Alice called her restaurant “The Back Room”. “I knew nothing, absolutely nothing,” she admits. “I can’t believe how innocent I was. But it didn’t matter.” Opening night was a near-disaster, “a nightmare”, but she persevered, and soon she and her sister, who was also in a “situation”, were staying up all night cooking things she later wouldn’t consider for hundred-dollar-a-plate dinners and working five hours making thirty portions of some exotic soup that would vanish in twenty minutes the next day. “I was crazy, she said, “but I know that for all our unprofessionalism, we cooked some pretty wonderful dishes, and I established a reputation as a cook.”

The summer of 1966 was a magical time for Stockbridge; the Berkshire Playhouse had reorganized with an eye to becoming more than just a summer stock theater, attracting stars and would-be stars to the town. “Dustin Hoffman and Gene Hackman liked hamburgers with onion, green peppers, and an egg in them,” Alice writes. “Frank Langella was called ‘Mr. Mushroom Omelet’. Ann Bancroft was wonderful, and when her whole family came, I cooked giant meals; when they stayed late, she helped me clear the table.”
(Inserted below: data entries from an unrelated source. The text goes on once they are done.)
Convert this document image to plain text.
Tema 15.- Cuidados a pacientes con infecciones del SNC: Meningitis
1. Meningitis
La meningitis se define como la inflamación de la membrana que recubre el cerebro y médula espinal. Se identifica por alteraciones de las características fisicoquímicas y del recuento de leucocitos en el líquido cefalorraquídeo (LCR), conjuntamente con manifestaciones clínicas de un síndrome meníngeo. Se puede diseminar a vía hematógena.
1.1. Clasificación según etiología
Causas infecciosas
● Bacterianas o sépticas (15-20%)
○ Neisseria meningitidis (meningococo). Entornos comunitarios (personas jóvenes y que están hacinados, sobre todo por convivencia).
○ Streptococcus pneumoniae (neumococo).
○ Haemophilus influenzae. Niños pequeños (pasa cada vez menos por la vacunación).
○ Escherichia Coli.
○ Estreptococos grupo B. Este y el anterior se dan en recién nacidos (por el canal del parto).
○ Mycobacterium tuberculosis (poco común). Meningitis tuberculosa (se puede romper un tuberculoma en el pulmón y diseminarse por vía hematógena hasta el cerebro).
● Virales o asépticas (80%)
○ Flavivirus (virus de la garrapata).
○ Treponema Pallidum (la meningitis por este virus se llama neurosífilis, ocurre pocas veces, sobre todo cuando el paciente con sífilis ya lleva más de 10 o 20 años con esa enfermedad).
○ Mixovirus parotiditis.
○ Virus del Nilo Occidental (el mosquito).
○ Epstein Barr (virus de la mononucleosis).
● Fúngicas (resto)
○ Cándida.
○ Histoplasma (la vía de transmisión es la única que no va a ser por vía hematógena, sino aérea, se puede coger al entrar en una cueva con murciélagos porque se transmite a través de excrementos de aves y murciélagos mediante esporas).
One spring morning a year after opening, Alice says that she walked through the front door and freaked out. “I felt that instead of owning it, it owned me. The plates were out to get me, the pots were planning an attack, the stove was laughing at me. I had a terrible urge to smash everything.” Instead, she called Eastern Airlines and booked a midnight flight to Puerto Rico, emptied the cash box and gave away all the food. “It was a wonderful restaurant. It was a success. I ran it for one year. It turned me into a madwoman. I made enemies of old friends. I broke up with my husband. I left my home. I had actually broken free and become my own person. I didn’t know what I was going to do, but I knew I would never have another restaurant. Never say never.”
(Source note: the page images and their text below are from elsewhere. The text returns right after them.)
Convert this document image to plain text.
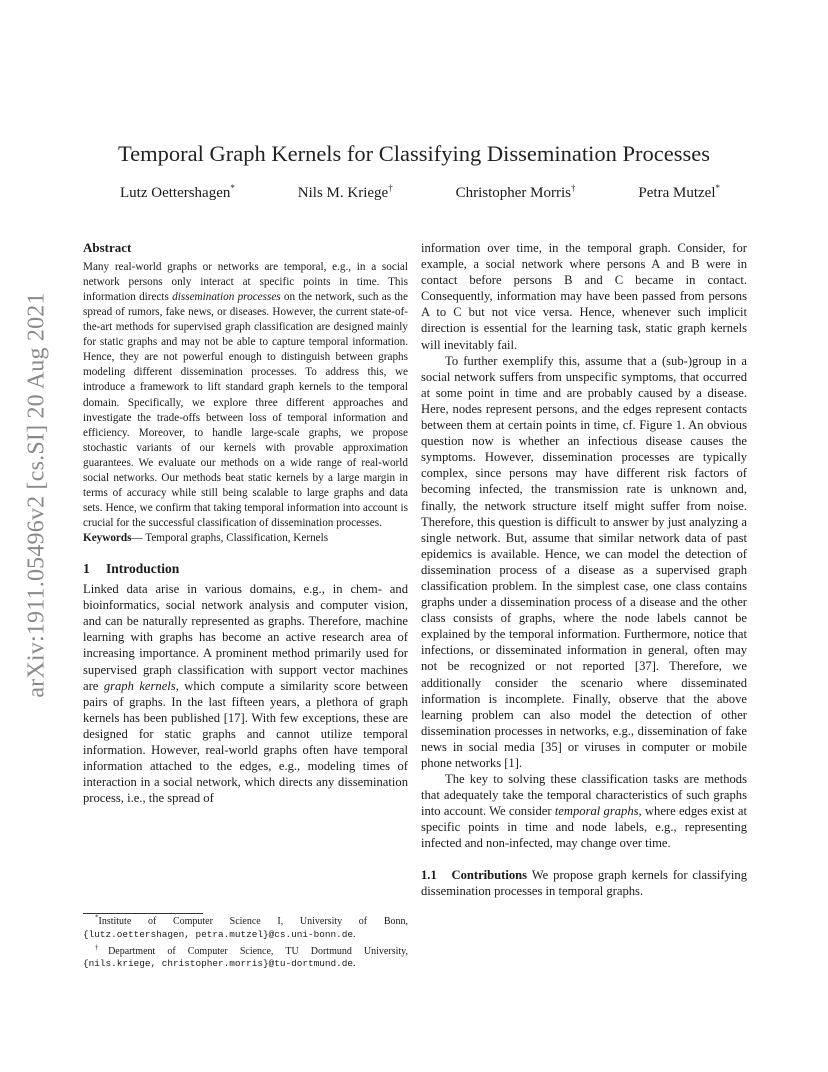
arXiv:1911.05496v2 [cs.SI] 20 Aug 2021
Temporal Graph Kernels for Classifying Dissemination Processes
Lutz Oettershagen*	Nils M. Kriege†	Christopher Morris†	Petra Mutzel*
Abstract

Many real-world graphs or networks are temporal, e.g., in a social network persons only interact at specific points in time. This information directs dissemination processes on the network, such as the spread of rumors, fake news, or diseases. However, the current state-of-the-art methods for supervised graph classification are designed mainly for static graphs and may not be able to capture temporal information. Hence, they are not powerful enough to distinguish between graphs modeling different dissemination processes. To address this, we introduce a framework to lift standard graph kernels to the temporal domain. Specifically, we explore three different approaches and investigate the trade-offs between loss of temporal information and efficiency. Moreover, to handle large-scale graphs, we propose stochastic variants of our kernels with provable approximation guarantees. We evaluate our methods on a wide range of real-world social networks. Our methods beat static kernels by a large margin in terms of accuracy while still being scalable to large graphs and data sets. Hence, we confirm that taking temporal information into account is crucial for the successful classification of dissemination processes.

Keywords— Temporal graphs, Classification, Kernels

1 Introduction

Linked data arise in various domains, e.g., in chem- and bioinformatics, social network analysis and computer vision, and can be naturally represented as graphs. Therefore, machine learning with graphs has become an active research area of increasing importance. A prominent method primarily used for supervised graph classification with support vector machines are graph kernels, which compute a similarity score between pairs of graphs. In the last fifteen years, a plethora of graph kernels has been published [17]. With few exceptions, these are designed for static graphs and cannot utilize temporal information. However, real-world graphs often have temporal information attached to the edges, e.g., modeling times of interaction in a social network, which directs any dissemination process, i.e., the spread of

*Institute of Computer Science I, University of Bonn, {lutz.oettershagen, petra.mutzel}@cs.uni-bonn.de.

†Department of Computer Science, TU Dortmund University, {nils.kriege, christopher.morris}@tu-dortmund.de.

information over time, in the temporal graph. Consider, for example, a social network where persons A and B were in contact before persons B and C became in contact. Consequently, information may have been passed from persons A to C but not vice versa. Hence, whenever such implicit direction is essential for the learning task, static graph kernels will inevitably fail.

To further exemplify this, assume that a (sub-)group in a social network suffers from unspecific symptoms, that occurred at some point in time and are probably caused by a disease. Here, nodes represent persons, and the edges represent contacts between them at certain points in time, cf. Figure 1. An obvious question now is whether an infectious disease causes the symptoms. However, dissemination processes are typically complex, since persons may have different risk factors of becoming infected, the transmission rate is unknown and, finally, the network structure itself might suffer from noise. Therefore, this question is difficult to answer by just analyzing a single network. But, assume that similar network data of past epidemics is available. Hence, we can model the detection of dissemination process of a disease as a supervised graph classification problem. In the simplest case, one class contains graphs under a dissemination process of a disease and the other class consists of graphs, where the node labels cannot be explained by the temporal information. Furthermore, notice that infections, or disseminated information in general, often may not be recognized or not reported [37]. Therefore, we additionally consider the scenario where disseminated information is incomplete. Finally, observe that the above learning problem can also model the detection of other dissemination processes in networks, e.g., dissemination of fake news in social media [35] or viruses in computer or mobile phone networks [1].

The key to solving these classification tasks are methods that adequately take the temporal characteristics of such graphs into account. We consider temporal graphs, where edges exist at specific points in time and node labels, e.g., representing infected and non-infected, may change over time.

1.1 Contributions We propose graph kernels for classifying dissemination processes in temporal graphs.
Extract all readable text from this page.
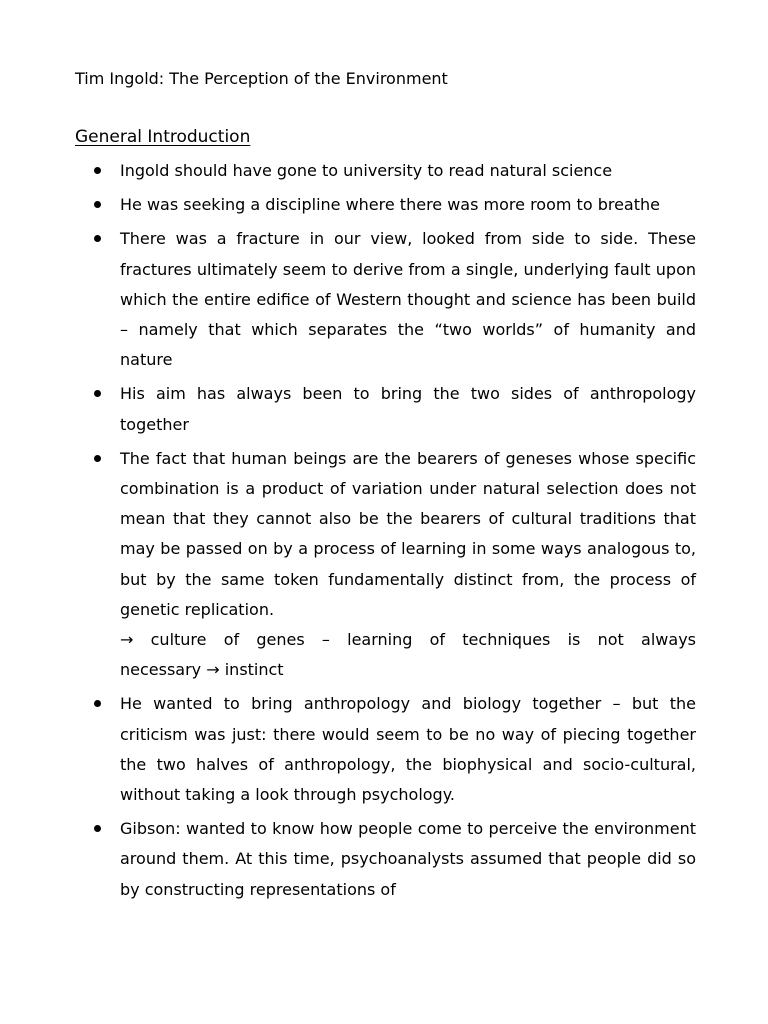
Tim Ingold: The Perception of the Environment
General Introduction
Ingold should have gone to university to read natural science
He was seeking a discipline where there was more room to breathe
There was a fracture in our view, looked from side to side. These fractures ultimately seem to derive from a single, underlying fault upon which the entire edifice of Western thought and science has been build – namely that which separates the “two worlds” of humanity and nature
His aim has always been to bring the two sides of anthropology together
The fact that human beings are the bearers of geneses whose specific combination is a product of variation under natural selection does not mean that they cannot also be the bearers of cultural traditions that may be passed on by a process of learning in some ways analogous to, but by the same token fundamentally distinct from, the process of genetic replication.
→ culture of genes – learning of techniques is not always
necessary → instinct
He wanted to bring anthropology and biology together – but the criticism was just: there would seem to be no way of piecing together the two halves of anthropology, the biophysical and socio-cultural, without taking a look through psychology.
Gibson: wanted to know how people come to perceive the environment around them. At this time, psychoanalysts assumed that people did so by constructing representations of
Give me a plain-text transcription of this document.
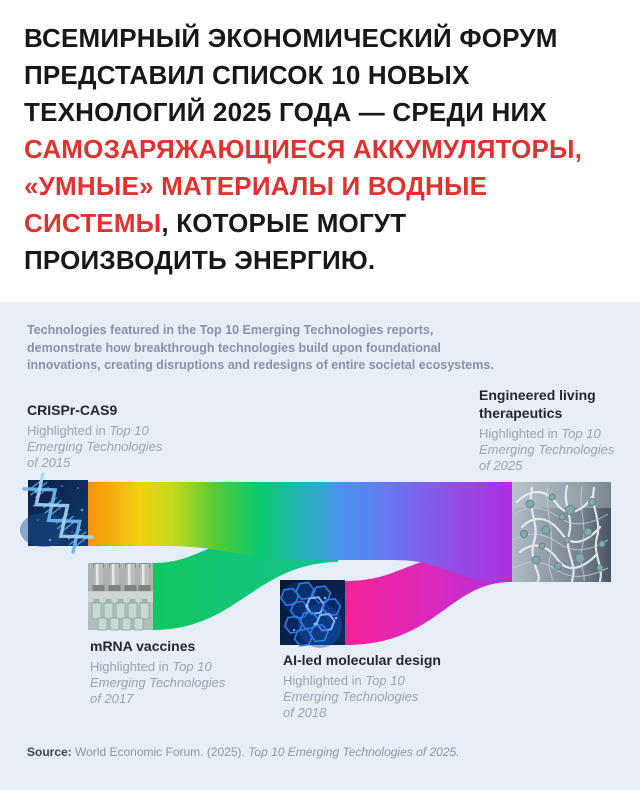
ВСЕМИРНЫЙ ЭКОНОМИЧЕСКИЙ ФОРУМ
ПРЕДСТАВИЛ СПИСОК 10 НОВЫХ
ТЕХНОЛОГИЙ 2025 ГОДА — СРЕДИ НИХ
САМОЗАРЯЖАЮЩИЕСЯ АККУМУЛЯТОРЫ,
«УМНЫЕ» МАТЕРИАЛЫ И ВОДНЫЕ
СИСТЕМЫ, КОТОРЫЕ МОГУТ
ПРОИЗВОДИТЬ ЭНЕРГИЮ.
Technologies featured in the Top 10 Emerging Technologies reports,
demonstrate how breakthrough technologies build upon foundational
innovations, creating disruptions and redesigns of entire societal ecosystems.
CRISPr-CAS9
Highlighted in Top 10
Emerging Technologies
of 2015
Engineered living
therapeutics
Highlighted in Top 10
Emerging Technologies
of 2025
mRNA vaccines
Highlighted in Top 10
Emerging Technologies
of 2017
AI-led molecular design
Highlighted in Top 10
Emerging Technologies
of 2018
Source: World Economic Forum. (2025). Top 10 Emerging Technologies of 2025.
Alice Brock went on to open not one but several more restaurants; she now lives in Provincetown, Massachusetts, where she owns an art gallery. After Arlo premiered “Alice’s Restaurant Massacree” before a captivated crowd of over ten thousand at the Newport Jazz Festival in July, 1967, he performed it live on non-commercial New York City radio station WBAI one night later that summer. The song became so popular that for months afterward WBAI rebroadcast it only when listeners pledged to donate a large amount of money. The eponymous (less the massacree) album was released that same year, with the song (at 18:20) taking up the entire first side, the other filled with a selection of bluesy folk tunes. The ballad has become a Thanksgiving tradition not only for classic rock stations, but for thousands of households across the nation.

Easy-Peel Boiled Eggs

It doesn’t matter if the eggs are white or brown, cold or warm. Place eggs in a single layer in a pot, add about an inch of water, bring to a vigorous boil, and cover. I’ve found that for six eggs in a 2-quart pot, that steaming for 5 minutes will give you firm whites and a warm runny yolk. Three minutes more will give you a soft, firm yolk. I usually put the covered pot with the eggs and water on the stove, turn the heat on high, and set the timer for 10 minutes. Perfect results, every time.

Thanksgiving Muffins

Kitchen innovation emphasizing technique rather than ingredients can have impressive results, especially when you’re dealing with what’s familiar, and this one is simple: bake dressing in a muffin pan. It’s easy to do, and the result is a morsel that’s eaten handily, stored easily and kids love them. You can make these days before, freeze, and heat when needed. I like to top some of them with a bit of whole-berry cranberry sauce. They also look good piled on a pretty plate alongside your other buffet items.

Spoon dressing batter into oiled paper liners in a muffin tin and fill to the top, since these do not rise as much as a bread muffin would. Place your pans in the middle rack of the oven and bake at 350 until the tops are firm and the edges have just begun to brown, about 25 minutes. Top with whole berry cranberries when they’re about half-way done. Brush with melted butter and let them cool before taking them from the pan (use a fork) and removing the paper. Store for later and reheat on a cookie sheet.